– Está bien -dijo con sorda resignación-. Iremos al puesto de policía de Harrow Road. Les explicaremos lo del coche.
VI
El piso de Sarah Berowne se encontraba en una tétrica hilera de casas victorianas de cinco pisos, cuya recargada y mugrienta fachada distaba unos diez metros de Cromwell Road, situada detrás de un seto de polvorientos laureles y aligustre espinoso y casi privado de hojas. Junto al interfono había una hilera de nueve timbres, el más alto de los cuales ostentaba una sola palabra: «Berowne». La puerta se abrió al empujarla, apenas llamaron, y Dalgliesh y Kate atravesaron un vestíbulo y avanzaron por un estrecho pasillo, con el suelo recubierto de linóleo y las paredes pintadas en el sempiterno crema brillante; el único mobiliario consistía en una mesa para la correspondencia. La caja del ascensor sólo tenía cabida para dos pasajeros. Su pared posterior la cubría casi por completo un espejo, pero mientras la cabina ascendía lentamente y rechinando, la imagen de sus dos figuras tan cerca entre sí que él podía oler el limpio y dulce aroma del cabello de ella, y casi podía imaginar que oía latir su corazón, no hizo nada para disipar su incipiente claustrofobia. Se detuvieron con una sacudida. Al salir al pasillo y volverse Kate para cerrar la reja del ascensor, Dalgliesh vio que Sarah Berowne les esperaba ante su puerta abierta.
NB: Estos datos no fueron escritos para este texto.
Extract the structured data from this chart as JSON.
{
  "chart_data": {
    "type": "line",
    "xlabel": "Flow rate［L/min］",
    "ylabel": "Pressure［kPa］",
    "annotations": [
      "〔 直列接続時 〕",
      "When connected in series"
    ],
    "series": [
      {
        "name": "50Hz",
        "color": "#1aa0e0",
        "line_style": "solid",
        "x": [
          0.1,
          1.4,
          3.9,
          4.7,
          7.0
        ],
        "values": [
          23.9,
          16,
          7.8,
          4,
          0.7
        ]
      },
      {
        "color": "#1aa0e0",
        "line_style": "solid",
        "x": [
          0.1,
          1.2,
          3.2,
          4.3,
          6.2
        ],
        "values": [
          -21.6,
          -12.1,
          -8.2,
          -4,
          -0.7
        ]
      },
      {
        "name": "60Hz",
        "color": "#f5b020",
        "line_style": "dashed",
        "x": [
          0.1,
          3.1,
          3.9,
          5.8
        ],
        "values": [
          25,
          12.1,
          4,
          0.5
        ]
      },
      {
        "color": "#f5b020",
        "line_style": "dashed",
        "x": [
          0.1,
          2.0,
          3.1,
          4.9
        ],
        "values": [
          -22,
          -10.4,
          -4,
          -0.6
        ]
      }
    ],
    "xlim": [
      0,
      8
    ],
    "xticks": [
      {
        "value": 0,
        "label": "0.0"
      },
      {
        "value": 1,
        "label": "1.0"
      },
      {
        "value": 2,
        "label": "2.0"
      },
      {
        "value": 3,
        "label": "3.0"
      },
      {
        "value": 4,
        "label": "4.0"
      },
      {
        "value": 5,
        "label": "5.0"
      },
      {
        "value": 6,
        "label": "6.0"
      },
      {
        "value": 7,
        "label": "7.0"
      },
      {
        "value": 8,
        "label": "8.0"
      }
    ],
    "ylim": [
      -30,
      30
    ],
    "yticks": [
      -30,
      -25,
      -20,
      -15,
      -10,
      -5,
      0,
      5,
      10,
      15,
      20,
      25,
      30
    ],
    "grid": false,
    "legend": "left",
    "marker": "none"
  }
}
La semejanza de familia era casi sobrecogedora. La joven estaba enmarcada frente a la luz de su apartamento, como una frágil sombra femenina de su padre. Tenía los mismos ojos grises y ampliamente separados, la misma inclinación de los párpados, la misma distinción en el porte, pero carente de la pátina masculina constituida por la confianza y el éxito. Los cabellos rubios, sin mechas de oro como los de Barbara Berowne, sino más oscuros, casi rojizos, mostraban ya las primeras hebras grises y colgaban en secos y mortecinos mechones junto a aquella cara alargada de Berowne. Él sabía que sólo tenía veinte años y pico, pero parecía mucho mayor, con aquella piel color de miel exangüe y fatigada. Ni siquiera se molestó en echar una ojeada a su credencial y Dalgliesh se preguntó si es que no le importaba o con ello denotaba un leve gesto de menosprecio. Se limitó a inclinar levemente la cabeza cuando le presentó a Kate, y después se hizo a un lado y les invitó a pasar a la sala de estar, atravesando el recibidor. Una figura familiar se levantó para recibirlos y se encontraron cara a cara con Ivor Garrod.
Sarah Berowne los presentó, pero no explicó el motivo de su presencia. No obstante, no había razón para hacerlo, ya que se trataba de su apartamento y ella podía invitar a quien se le antojara. Eran Kate y él los intrusos, presentes allí, en el mejor de los casos, por invitación o porque no había más remedio, tolerados, rara vez bien acogidos.
Después de la oscuridad del pasillo y de aquel ascensor claustrofóbico, se encontraban ahora en el vacío y la luz. El apartamento era una reconversión a partir de la mansarda del tejado; la sala de estar, de techo muy bajo, abarcaba casi toda la longitud de la casa y su pared norte, totalmente de vidrio y con puertas correderas, daba a un estrecho balcón. Había una puerta en el extremo más distante, que presumiblemente llevaba a la cocina. Dalgliesh supuso que el dormitorio y el baño tenían su entrada por el vestíbulo, en la parte frontal de la casa. Había adquirido la habilidad de captar las características sobresalientes de una habitación sin aquel examen preliminar abierto que él hubiera juzgado ofensivo en cualquier extraño, y mucho más en un policía. Pensaba a veces que no dejaba de ser extraño que un hombre morbosamente sensible respecto a su propia intimidad hubiera elegido un trabajo que le exigía invadir casi a diario la intimidad de los demás. Sin embargo, los espacios donde vivía la gente, y las posesiones personales con las que ésta se rodeaba, eran inevitablemente fascinantes para un detective, una afirmación de identidad que resultaba intrigante en sí misma, pero también como delación de carácter, intereses y obsesiones.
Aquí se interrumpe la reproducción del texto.